The gravitational force in the vector form is defined as $$ \vec{F}=-\frac{GMm}{\boldsymbol {r^3}}\vec{r}$$ Many textbooks define its magnitude as $$F_g=-\frac{GMm}{r^2}$$
However, in the derivation of the gravitational potential energy $U_g=-\frac{GMm}{r}$ $$W_\text{by gravity}=\int_c \vec{F}_\text{grav} \cdot \mbox{d} \vec{r}=\int_{r1}^{r2} F\ \mbox{d}r \cos(180^{\circ})=-\int_{r1}^{r2} F\ \mbox{d}r$$ $$=-\int_{r1}^{r2} \frac{GMm}{r^2}\ \mbox{d}r=+\frac{GMm}{r}\Biggr|^{r_2}_{r_1}=\frac{GMm}{r_2}-\frac{GMm}{r_1}$$
where $r_2>r_1$
since $\Delta U_g=-W_{by.grav}$
$$\Delta U_g=U_2-U_1=GMm \Big(\frac{1}{r_1}-\frac{1}{r_2}\Big)$$
setting $r_2=\infty$, $U_2=0$
$$-U_1=GMm\frac{1}{r_1}$$
Therefore $$U=-\frac{GMm}{r}$$
which implies that the correct way of writing the magnitude should be $F=\frac{GMm}{r^2}$ (i.e. no minus sign) since the direction has already been taken into account(by cos(180)) during the dot product operation.
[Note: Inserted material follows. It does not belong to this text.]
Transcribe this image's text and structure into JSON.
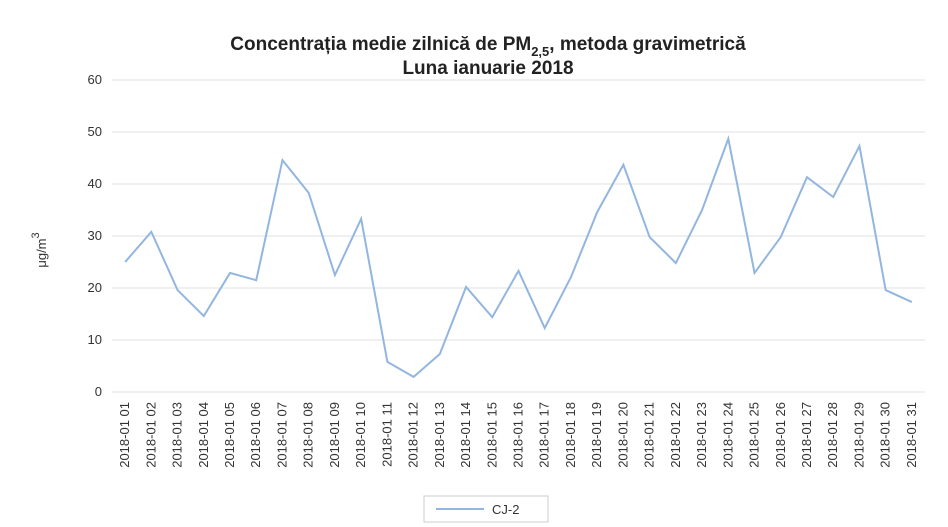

So should I always use the expression of the magnitude without the negative sign because the direction of the force is only to be considered "later" in a sense that the negative sign should not be part of the magnitude?
I'm having the same trouble when dealing with the force exerted by a spring in Hooke's Law, e.g. in the derivation of the EPE:
$$W_s=\int \vec{F}_s\ \cdot \mbox{d}\vec{x}=\int_{x_1}^{x2}kx\ \mbox{d}x \cos(180^{\circ})=-\int_{x_1}^{x2}kx\ \mbox{d}x$$ Using $\Delta U_s=-W_s$ will yield $U_s=\frac{1}{2}kx^2$, which again implies that $F_s=kx$ (rather than $F_s=-kx$)
But in other derivations like the effective spring constant of a certain combination, $F_s=-kx$ is used instead.